Thèse de doctorat à l’origine, le dernier essai de Robert Harvey a pour objectif d’esquisser « les grandes lignes » de la poétique d’Anne Hébert, la poétique étant ici définie comme les « principes qui président à l’organisation d’une œuvre ». Dans la première partie, l’essayiste se propose d’« [examiner] les fondements imaginatifs de l’œuvre, ou les principes unificateurs de son langage, à travers trois textes de jeunesse » : il s’agit du recueil Les songes en équilibre (1942), de la nouvelle « L’ange de Dominique » (1945) et de la pièce de théâtre L’arche de midi, rédigée en 1944-1945 et demeurée manuscrite depuis. Dans la seconde partie, Harvey « propose une étude en profondeur du recueil Le tombeau des rois » (1960) pour découvrir, dans cette « œuvre de maturité », « l’accomplissement » du « processus d’élaboration » découvert dans les trois textes précédents.
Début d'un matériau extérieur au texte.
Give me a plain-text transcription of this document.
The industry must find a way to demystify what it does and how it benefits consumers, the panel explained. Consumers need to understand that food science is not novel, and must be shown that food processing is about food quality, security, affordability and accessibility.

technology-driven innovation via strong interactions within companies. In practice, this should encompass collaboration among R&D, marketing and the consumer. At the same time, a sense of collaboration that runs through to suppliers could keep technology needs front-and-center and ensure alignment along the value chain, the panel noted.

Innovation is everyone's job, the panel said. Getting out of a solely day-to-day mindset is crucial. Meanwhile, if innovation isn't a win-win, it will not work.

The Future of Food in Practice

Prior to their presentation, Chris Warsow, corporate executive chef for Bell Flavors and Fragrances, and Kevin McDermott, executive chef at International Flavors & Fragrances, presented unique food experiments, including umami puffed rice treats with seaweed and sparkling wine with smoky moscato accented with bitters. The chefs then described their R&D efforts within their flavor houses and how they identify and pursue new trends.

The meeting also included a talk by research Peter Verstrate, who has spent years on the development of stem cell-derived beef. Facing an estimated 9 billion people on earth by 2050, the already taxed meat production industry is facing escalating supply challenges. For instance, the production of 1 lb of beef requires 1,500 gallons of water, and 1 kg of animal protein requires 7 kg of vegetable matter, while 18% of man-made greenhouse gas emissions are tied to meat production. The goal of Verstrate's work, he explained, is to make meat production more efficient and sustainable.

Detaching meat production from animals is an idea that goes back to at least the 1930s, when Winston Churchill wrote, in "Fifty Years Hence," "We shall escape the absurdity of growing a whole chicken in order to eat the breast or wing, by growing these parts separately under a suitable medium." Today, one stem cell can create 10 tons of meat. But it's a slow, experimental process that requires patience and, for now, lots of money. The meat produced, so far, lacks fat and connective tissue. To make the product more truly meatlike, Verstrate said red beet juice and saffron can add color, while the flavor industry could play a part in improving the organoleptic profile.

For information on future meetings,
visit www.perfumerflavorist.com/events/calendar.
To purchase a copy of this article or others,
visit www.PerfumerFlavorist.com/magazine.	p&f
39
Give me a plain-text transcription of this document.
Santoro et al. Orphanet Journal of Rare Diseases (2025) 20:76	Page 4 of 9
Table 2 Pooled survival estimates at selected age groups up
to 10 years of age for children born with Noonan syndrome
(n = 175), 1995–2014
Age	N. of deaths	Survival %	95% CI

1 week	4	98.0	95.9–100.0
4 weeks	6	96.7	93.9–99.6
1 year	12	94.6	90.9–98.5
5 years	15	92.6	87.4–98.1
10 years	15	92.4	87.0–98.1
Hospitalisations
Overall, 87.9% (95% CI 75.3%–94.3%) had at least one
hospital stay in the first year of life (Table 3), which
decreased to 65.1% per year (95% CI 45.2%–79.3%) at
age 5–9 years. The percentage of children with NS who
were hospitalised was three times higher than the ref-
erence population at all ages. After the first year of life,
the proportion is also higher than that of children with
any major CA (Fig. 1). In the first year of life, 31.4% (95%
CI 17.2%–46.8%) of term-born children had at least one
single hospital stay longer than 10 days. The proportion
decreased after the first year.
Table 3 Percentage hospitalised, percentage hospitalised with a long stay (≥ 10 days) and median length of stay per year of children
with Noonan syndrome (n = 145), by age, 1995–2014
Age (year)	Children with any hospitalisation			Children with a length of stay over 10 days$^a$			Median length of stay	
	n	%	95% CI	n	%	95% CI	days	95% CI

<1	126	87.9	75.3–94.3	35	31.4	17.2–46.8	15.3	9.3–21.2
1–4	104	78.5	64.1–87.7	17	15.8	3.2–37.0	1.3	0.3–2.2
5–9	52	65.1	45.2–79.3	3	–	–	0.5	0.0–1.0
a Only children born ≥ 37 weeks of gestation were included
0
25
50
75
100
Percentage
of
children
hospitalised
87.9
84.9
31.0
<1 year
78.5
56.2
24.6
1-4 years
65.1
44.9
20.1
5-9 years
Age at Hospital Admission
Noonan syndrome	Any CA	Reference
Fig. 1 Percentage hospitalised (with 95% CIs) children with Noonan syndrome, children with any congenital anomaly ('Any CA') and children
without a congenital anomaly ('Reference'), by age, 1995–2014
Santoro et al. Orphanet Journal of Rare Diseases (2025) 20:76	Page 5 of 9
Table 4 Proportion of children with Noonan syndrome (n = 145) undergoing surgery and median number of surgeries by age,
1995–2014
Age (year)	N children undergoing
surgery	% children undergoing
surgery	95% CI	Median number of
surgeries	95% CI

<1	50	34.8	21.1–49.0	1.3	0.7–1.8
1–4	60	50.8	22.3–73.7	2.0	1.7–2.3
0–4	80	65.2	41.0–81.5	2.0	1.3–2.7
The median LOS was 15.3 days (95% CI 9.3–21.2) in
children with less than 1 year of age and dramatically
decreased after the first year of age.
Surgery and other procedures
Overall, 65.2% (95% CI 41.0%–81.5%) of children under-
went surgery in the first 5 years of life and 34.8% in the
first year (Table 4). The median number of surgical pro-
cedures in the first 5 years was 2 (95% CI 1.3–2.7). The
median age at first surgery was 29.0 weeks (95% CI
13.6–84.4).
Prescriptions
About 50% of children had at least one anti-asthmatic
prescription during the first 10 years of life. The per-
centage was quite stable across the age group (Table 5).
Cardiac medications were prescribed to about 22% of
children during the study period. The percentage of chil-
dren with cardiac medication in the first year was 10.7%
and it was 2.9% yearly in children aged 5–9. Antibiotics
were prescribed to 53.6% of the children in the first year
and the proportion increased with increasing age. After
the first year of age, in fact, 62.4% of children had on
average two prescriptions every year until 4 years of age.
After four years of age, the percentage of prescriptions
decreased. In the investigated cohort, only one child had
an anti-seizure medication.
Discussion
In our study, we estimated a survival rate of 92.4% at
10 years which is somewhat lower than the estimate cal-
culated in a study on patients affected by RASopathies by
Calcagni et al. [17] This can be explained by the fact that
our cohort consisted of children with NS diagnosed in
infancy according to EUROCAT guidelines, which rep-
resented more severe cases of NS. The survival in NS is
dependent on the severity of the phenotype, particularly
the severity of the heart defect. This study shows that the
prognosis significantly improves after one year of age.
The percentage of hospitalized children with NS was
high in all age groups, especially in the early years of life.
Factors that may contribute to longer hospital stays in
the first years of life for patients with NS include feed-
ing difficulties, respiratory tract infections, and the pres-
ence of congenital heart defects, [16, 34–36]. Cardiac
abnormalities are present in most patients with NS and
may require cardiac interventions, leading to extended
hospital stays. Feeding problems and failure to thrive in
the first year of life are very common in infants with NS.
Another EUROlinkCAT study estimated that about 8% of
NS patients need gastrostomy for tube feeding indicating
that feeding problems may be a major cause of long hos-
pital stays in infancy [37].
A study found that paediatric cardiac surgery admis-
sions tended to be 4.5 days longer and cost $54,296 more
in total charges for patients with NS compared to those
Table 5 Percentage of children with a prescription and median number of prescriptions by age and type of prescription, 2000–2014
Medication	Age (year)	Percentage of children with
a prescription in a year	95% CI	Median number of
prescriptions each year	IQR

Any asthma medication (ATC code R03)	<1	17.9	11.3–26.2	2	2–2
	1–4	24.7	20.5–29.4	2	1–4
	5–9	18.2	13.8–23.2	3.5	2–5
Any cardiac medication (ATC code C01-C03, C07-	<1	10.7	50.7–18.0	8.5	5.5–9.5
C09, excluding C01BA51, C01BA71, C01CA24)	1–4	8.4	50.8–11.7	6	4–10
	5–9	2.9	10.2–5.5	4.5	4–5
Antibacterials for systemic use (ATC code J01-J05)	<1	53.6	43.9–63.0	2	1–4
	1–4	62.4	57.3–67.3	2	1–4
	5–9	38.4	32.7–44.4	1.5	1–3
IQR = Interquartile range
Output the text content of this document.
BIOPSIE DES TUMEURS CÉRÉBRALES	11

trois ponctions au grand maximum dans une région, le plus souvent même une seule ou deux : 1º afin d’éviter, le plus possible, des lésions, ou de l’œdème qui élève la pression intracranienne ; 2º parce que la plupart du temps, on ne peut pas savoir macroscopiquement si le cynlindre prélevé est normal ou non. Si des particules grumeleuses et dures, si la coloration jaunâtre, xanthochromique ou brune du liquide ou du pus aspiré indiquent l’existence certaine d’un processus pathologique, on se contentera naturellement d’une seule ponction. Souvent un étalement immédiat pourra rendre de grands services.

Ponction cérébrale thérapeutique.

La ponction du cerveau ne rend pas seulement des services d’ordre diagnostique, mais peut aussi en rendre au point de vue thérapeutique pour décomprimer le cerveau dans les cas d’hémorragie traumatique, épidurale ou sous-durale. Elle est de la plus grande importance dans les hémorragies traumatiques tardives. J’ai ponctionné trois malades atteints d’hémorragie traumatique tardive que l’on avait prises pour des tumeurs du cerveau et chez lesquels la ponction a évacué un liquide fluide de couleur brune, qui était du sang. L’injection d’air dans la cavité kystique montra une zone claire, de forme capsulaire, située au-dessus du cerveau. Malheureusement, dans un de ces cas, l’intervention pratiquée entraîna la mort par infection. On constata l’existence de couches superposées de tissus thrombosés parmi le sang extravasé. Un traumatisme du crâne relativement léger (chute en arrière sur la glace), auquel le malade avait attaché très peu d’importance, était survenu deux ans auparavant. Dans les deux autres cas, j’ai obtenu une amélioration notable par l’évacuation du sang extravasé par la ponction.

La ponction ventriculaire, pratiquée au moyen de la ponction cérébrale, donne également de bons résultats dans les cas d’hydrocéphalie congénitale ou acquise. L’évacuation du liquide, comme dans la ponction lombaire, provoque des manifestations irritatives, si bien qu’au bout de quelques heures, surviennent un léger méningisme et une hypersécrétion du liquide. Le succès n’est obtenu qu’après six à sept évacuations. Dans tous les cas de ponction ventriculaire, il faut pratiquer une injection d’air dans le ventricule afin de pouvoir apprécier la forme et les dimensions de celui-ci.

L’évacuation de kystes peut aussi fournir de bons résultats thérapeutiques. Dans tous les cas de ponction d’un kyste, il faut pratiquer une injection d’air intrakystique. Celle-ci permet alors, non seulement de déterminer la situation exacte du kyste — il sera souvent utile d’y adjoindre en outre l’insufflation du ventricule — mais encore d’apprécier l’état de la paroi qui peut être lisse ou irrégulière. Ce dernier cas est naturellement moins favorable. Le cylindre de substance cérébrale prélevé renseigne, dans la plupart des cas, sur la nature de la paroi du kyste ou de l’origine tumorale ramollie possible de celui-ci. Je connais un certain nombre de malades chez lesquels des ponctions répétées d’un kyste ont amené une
Si Roland Barthes fournit le cadre référentiel de base, d’autres auteurs sont aussi convoqués : Northrop Frye et Jean Baudrillard surtout, mais aussi Roger Caillois, Émile Benveniste, Jean-Michel Adam, Mircea Eliade
Robert Harvey s’emploie grosso modo à une lecture génétique, herméneutique et thématique de l’œuvre d’Anne Hébert. Il souligne en effet les influences externes (la Bible, Supervielle, par exemple), il procède à une interprétation sémantique axée sur la continuité positionnelle des textes les uns par rapport aux autres et il multiplie les rapprochements entre les différentes œuvres de façon à montrer l’essaimage des motifs récurrents. Un tel parcours tend bien sûr vers la paraphrase textuelle. Il témoigne en revanche d’une fréquentation assidue et perspicace des textes discutés et Harvey y affiche une retenue et une prudence dignes de mention. À noter encore la qualité de la bibliographie terminale et la pertinence d’une « chronologie de l’œuvre ».
À sa manière, la Poétique d’Anne Hébert est un jalon important et significatif dans la liste de plus en plus volumineuse des études hébertiennes.